Bridging the Gap: Lessons Learned from Radiation Oncology

MRI is increasingly being integrated into IGRT, driving a paradigm shift toward MRIgRT. The role of MRI in RT spans multiple stages: from initial dosimetry treatment plans via MR simulation to mid-treatment MRI for offline replanning in response to tumor changes, and using in-treatment MRI, as part of state-of-art MR Linear accelerator (MR-LINAC) system for real-time online adaptation. This enables dosimetry plans to be dynamically adjusted to account for changes in a patient’s anatomy and disease state during each treatment session. 

MRI simulation is performed on a dedicated MRI scanner, known as MR simulator, a whole-body MRI system with hardware and software comparable to diagnostic MRI but equipped with specialized patient positioning devices to replicate the treatment setup.
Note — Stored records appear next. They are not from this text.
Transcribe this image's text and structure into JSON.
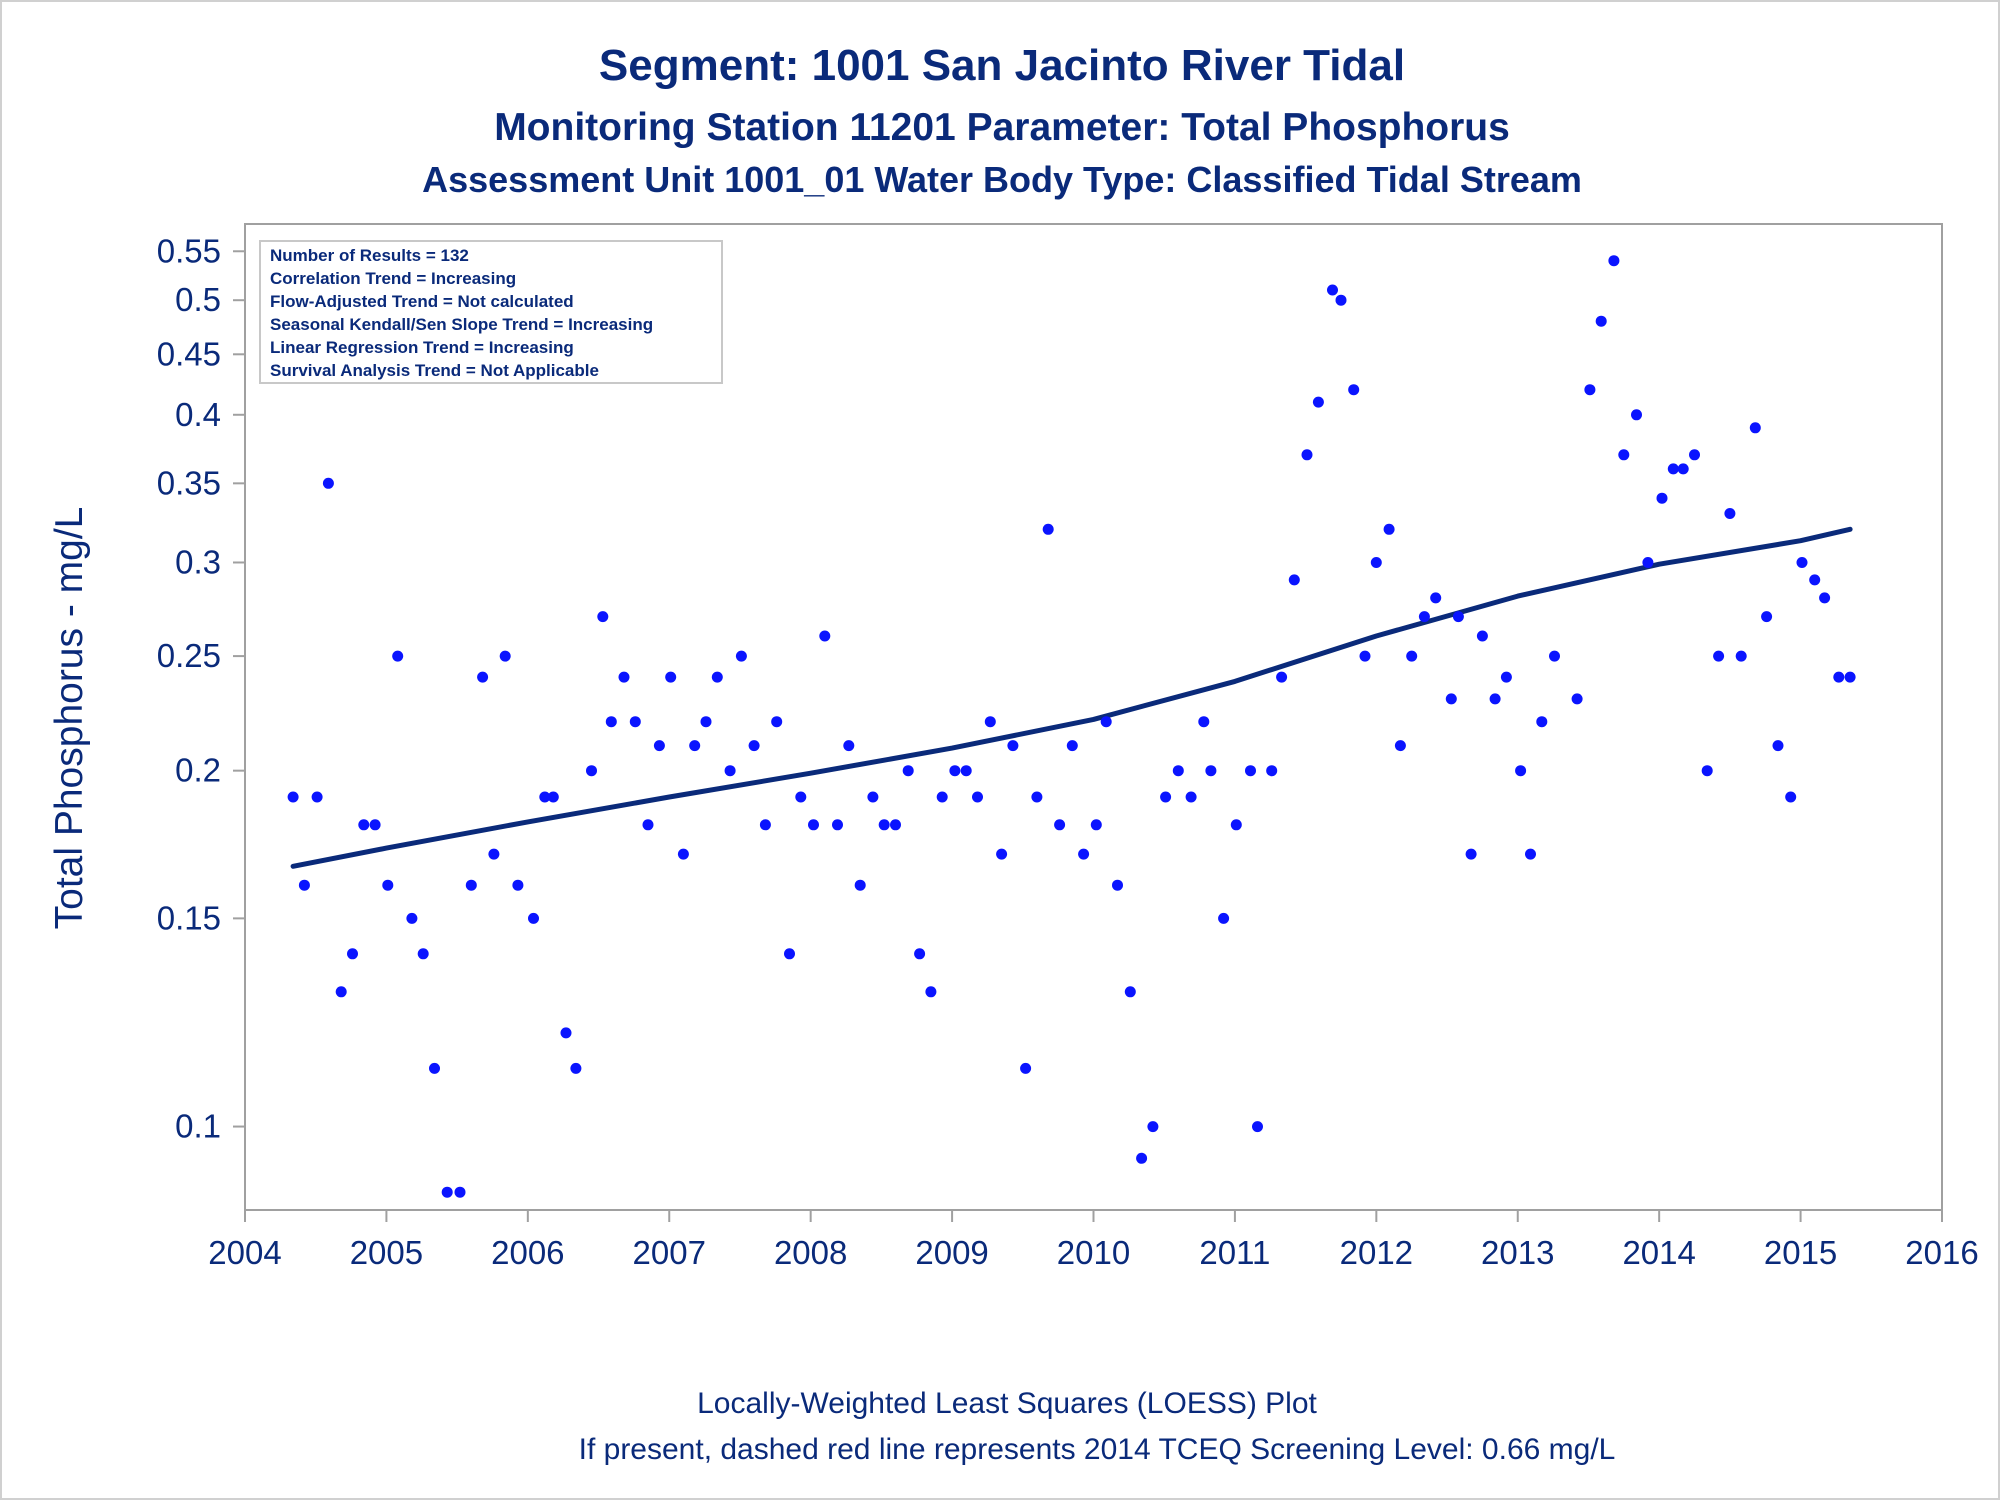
{
  "chart_data": {
    "type": "scatter",
    "title": "Segment: 1001  San Jacinto River Tidal",
    "subtitle": "Monitoring Station 11201 Parameter: Total Phosphorus",
    "subtitle2": "Assessment Unit 1001_01   Water Body Type: Classified Tidal Stream",
    "xlabel": "",
    "ylabel": "Total Phosphorus - mg/L",
    "xlim": [
      2004,
      2016
    ],
    "ylim": [
      0.085,
      0.58
    ],
    "yscale": "log",
    "x_ticks": [
      "2004",
      "2005",
      "2006",
      "2007",
      "2008",
      "2009",
      "2010",
      "2011",
      "2012",
      "2013",
      "2014",
      "2015",
      "2016"
    ],
    "y_ticks": [
      "0.1",
      "0.15",
      "0.2",
      "0.25",
      "0.3",
      "0.35",
      "0.4",
      "0.45",
      "0.5",
      "0.55"
    ],
    "grid": false,
    "legend": "none",
    "info_box": [
      "Number of Results = 132",
      "Correlation Trend = Increasing",
      "Flow-Adjusted Trend = Not calculated",
      "Seasonal Kendall/Sen Slope Trend = Increasing",
      "Linear Regression Trend = Increasing",
      "Survival Analysis Trend = Not Applicable"
    ],
    "footnote1": "Locally-Weighted Least Squares (LOESS) Plot",
    "footnote2": "If present, dashed red line represents 2014 TCEQ Screening Level: 0.66 mg/L",
    "colors": {
      "text": "#0a2a7a",
      "points": "#0a14ff",
      "trend": "#0a2a7a",
      "frame": "#a0a0a0"
    },
    "series": [
      {
        "type": "scatter",
        "points": [
          [
            2004.34,
            0.19
          ],
          [
            2004.42,
            0.16
          ],
          [
            2004.51,
            0.19
          ],
          [
            2004.59,
            0.35
          ],
          [
            2004.68,
            0.13
          ],
          [
            2004.76,
            0.14
          ],
          [
            2004.84,
            0.18
          ],
          [
            2004.92,
            0.18
          ],
          [
            2005.01,
            0.16
          ],
          [
            2005.08,
            0.25
          ],
          [
            2005.18,
            0.15
          ],
          [
            2005.26,
            0.14
          ],
          [
            2005.34,
            0.112
          ],
          [
            2005.43,
            0.088
          ],
          [
            2005.52,
            0.088
          ],
          [
            2005.6,
            0.16
          ],
          [
            2005.68,
            0.24
          ],
          [
            2005.76,
            0.17
          ],
          [
            2005.84,
            0.25
          ],
          [
            2005.93,
            0.16
          ],
          [
            2006.04,
            0.15
          ],
          [
            2006.12,
            0.19
          ],
          [
            2006.18,
            0.19
          ],
          [
            2006.27,
            0.12
          ],
          [
            2006.34,
            0.112
          ],
          [
            2006.45,
            0.2
          ],
          [
            2006.53,
            0.27
          ],
          [
            2006.59,
            0.22
          ],
          [
            2006.68,
            0.24
          ],
          [
            2006.76,
            0.22
          ],
          [
            2006.85,
            0.18
          ],
          [
            2006.93,
            0.21
          ],
          [
            2007.01,
            0.24
          ],
          [
            2007.1,
            0.17
          ],
          [
            2007.18,
            0.21
          ],
          [
            2007.26,
            0.22
          ],
          [
            2007.34,
            0.24
          ],
          [
            2007.43,
            0.2
          ],
          [
            2007.51,
            0.25
          ],
          [
            2007.6,
            0.21
          ],
          [
            2007.68,
            0.18
          ],
          [
            2007.76,
            0.22
          ],
          [
            2007.85,
            0.14
          ],
          [
            2007.93,
            0.19
          ],
          [
            2008.02,
            0.18
          ],
          [
            2008.1,
            0.26
          ],
          [
            2008.19,
            0.18
          ],
          [
            2008.27,
            0.21
          ],
          [
            2008.35,
            0.16
          ],
          [
            2008.44,
            0.19
          ],
          [
            2008.52,
            0.18
          ],
          [
            2008.6,
            0.18
          ],
          [
            2008.69,
            0.2
          ],
          [
            2008.77,
            0.14
          ],
          [
            2008.85,
            0.13
          ],
          [
            2008.93,
            0.19
          ],
          [
            2009.02,
            0.2
          ],
          [
            2009.1,
            0.2
          ],
          [
            2009.18,
            0.19
          ],
          [
            2009.27,
            0.22
          ],
          [
            2009.35,
            0.17
          ],
          [
            2009.43,
            0.21
          ],
          [
            2009.52,
            0.112
          ],
          [
            2009.6,
            0.19
          ],
          [
            2009.68,
            0.32
          ],
          [
            2009.76,
            0.18
          ],
          [
            2009.85,
            0.21
          ],
          [
            2009.93,
            0.17
          ],
          [
            2010.02,
            0.18
          ],
          [
            2010.09,
            0.22
          ],
          [
            2010.17,
            0.16
          ],
          [
            2010.26,
            0.13
          ],
          [
            2010.34,
            0.094
          ],
          [
            2010.42,
            0.1
          ],
          [
            2010.51,
            0.19
          ],
          [
            2010.6,
            0.2
          ],
          [
            2010.69,
            0.19
          ],
          [
            2010.78,
            0.22
          ],
          [
            2010.83,
            0.2
          ],
          [
            2010.92,
            0.15
          ],
          [
            2011.01,
            0.18
          ],
          [
            2011.11,
            0.2
          ],
          [
            2011.16,
            0.1
          ],
          [
            2011.26,
            0.2
          ],
          [
            2011.33,
            0.24
          ],
          [
            2011.42,
            0.29
          ],
          [
            2011.51,
            0.37
          ],
          [
            2011.59,
            0.41
          ],
          [
            2011.69,
            0.51
          ],
          [
            2011.75,
            0.5
          ],
          [
            2011.84,
            0.42
          ],
          [
            2011.92,
            0.25
          ],
          [
            2012.0,
            0.3
          ],
          [
            2012.09,
            0.32
          ],
          [
            2012.17,
            0.21
          ],
          [
            2012.25,
            0.25
          ],
          [
            2012.34,
            0.27
          ],
          [
            2012.42,
            0.28
          ],
          [
            2012.53,
            0.23
          ],
          [
            2012.58,
            0.27
          ],
          [
            2012.67,
            0.17
          ],
          [
            2012.75,
            0.26
          ],
          [
            2012.84,
            0.23
          ],
          [
            2012.92,
            0.24
          ],
          [
            2013.02,
            0.2
          ],
          [
            2013.09,
            0.17
          ],
          [
            2013.17,
            0.22
          ],
          [
            2013.26,
            0.25
          ],
          [
            2013.42,
            0.23
          ],
          [
            2013.51,
            0.42
          ],
          [
            2013.59,
            0.48
          ],
          [
            2013.68,
            0.54
          ],
          [
            2013.75,
            0.37
          ],
          [
            2013.84,
            0.4
          ],
          [
            2013.92,
            0.3
          ],
          [
            2014.02,
            0.34
          ],
          [
            2014.1,
            0.36
          ],
          [
            2014.17,
            0.36
          ],
          [
            2014.25,
            0.37
          ],
          [
            2014.34,
            0.2
          ],
          [
            2014.42,
            0.25
          ],
          [
            2014.5,
            0.33
          ],
          [
            2014.58,
            0.25
          ],
          [
            2014.68,
            0.39
          ],
          [
            2014.76,
            0.27
          ],
          [
            2014.84,
            0.21
          ],
          [
            2014.93,
            0.19
          ],
          [
            2015.01,
            0.3
          ],
          [
            2015.1,
            0.29
          ],
          [
            2015.17,
            0.28
          ],
          [
            2015.27,
            0.24
          ],
          [
            2015.35,
            0.24
          ]
        ]
      },
      {
        "type": "line",
        "points": [
          [
            2004.34,
            0.166
          ],
          [
            2005.0,
            0.172
          ],
          [
            2006.0,
            0.181
          ],
          [
            2007.0,
            0.19
          ],
          [
            2008.0,
            0.199
          ],
          [
            2009.0,
            0.209
          ],
          [
            2010.0,
            0.221
          ],
          [
            2011.0,
            0.238
          ],
          [
            2012.0,
            0.26
          ],
          [
            2013.0,
            0.281
          ],
          [
            2014.0,
            0.299
          ],
          [
            2015.0,
            0.313
          ],
          [
            2015.35,
            0.32
          ]
        ]
      }
    ]
  }
}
Typically, a 1.5T scanner is used as MR simulator, though a 3.0T scanner may be employed when functional MRI is a clinical focus.  Imaging protocols for MR simulation are optimized for RT treatment planning, balancing factors such as the selection of pulse sequences, parameter optimization to achieve high SNR and spatial resolution while ensuring sufficient anatomical coverage and realistic acquisition time, and most importantly, minimizing geometric distortion. Additional considerations include coil configuration and respiratory gating strategies to accommodate immobilization devices and variations in patient body shape.

Two major commercial MR-LINAC systems are available for clinical use: the 0.35T MRIdian (ViewRay, USA) and the 1.5T Unity (Elekta, Sweden). These systems feature horizontal closed-bore MRI hardware specifically designed to allow radiation beams to pass through key MRI components. However, the MRI hardware in these MR-LINAC systems differs from conventional diagnostic MRI, introducing limitations such as B0 field inhomogeneity, reduced gradient performance, and lower SNR, all of which can impact image quality. Therefore, MR-LINAC imaging protocols must be optimized to account for these hardware and software constraints while still delivering sufficient image quality for onboard MRI-guided plan re-optimization and real-time motion monitoring during radiation delivery. Additionally, the imaging parameters should align as closely as possible with MRI simulation protocols to ensure that physicians can accurately assess changes in tumors and organs-at-risk (OARs) when comparing onboard images with reference images acquired on an MRI simulator.

Beyond understanding MRI techniques and optimizing imaging protocols for current clinical RT applications on MR simulators and MR-LIINACs, research in MR-in-RT is advancing in three key areas: (1) enhancing image quality and acquisition speed, (2) developing 4D MRI and real-time MRI for motion estimation and tracking, and (3) incorporating biological insights into the adaptive optimization process, referred to as biological image-guided adaptive radiotherapy, ultimately enabling personalized RT. These research areas are evolving in parallel, each requiring specialized expertise across scientific, technical, and clinical disciplines. The transition from technical validation and QA/QC program development to validation in clinical trials, and eventual integration into clinical practice remains a long-term endeavor.

There is an urgent need for close collaboration among three key clinical role pairs: MRI scientists/physicist and therapeutic physicist, MRI technologist and radiation therapist, and radiologist and radiation oncologist. Understanding both inter-pair and intra-pair gaps is essential for advancing clinical MRIgRT. A dedicated MR-in-RT physicist within the radiation oncology department plays a pivotal role in bridging these gaps. This individual must possess expertise in MRI physics and imaging technologies, clinical protocol optimization, QA/QC for both diagnostic and RT applications, as well as hardware and software utilization for clinical practice. Beyond technical responsibilities, the MR-in-RT physicist serves as a crucial liaison, facilitating communications among stakeholders. This includes educating radiation oncologists and therapists on both clinical applications and advanced imaging techniques, collaborating with imaging scientists and researchers to design and develop advanced acquisition and reconstruction methods for MRIgRT, and working with vendor and software developers to translate these innovations into clinical utility.

In summary,Summary:

· Technical challenges and optimization needs – MRI simulation and MR-LINAC imaging require careful protocol optimization to balance image quality, acquisition speed, and geometric accuracy, with specific constraints imposed by hardware limitations.

·  Interdisciplinary collaboration for clinical practice and innovation – Advancing MRIgRT necessitates close coordination among MRI scientists and physicists, therapeutic physicists, MRI technologists, radiation therapists, radiologists, and radiation oncologists to bridge knowledge gaps and optimize clinical workflows.

·  Future directions and research priorities – Key areas of ongoing research include enhancing MRI image quality and speed, developing real-time 4D MRI for motion tracking, and integrating biological insights into adaptive radiotherapy for truly personalized treatment.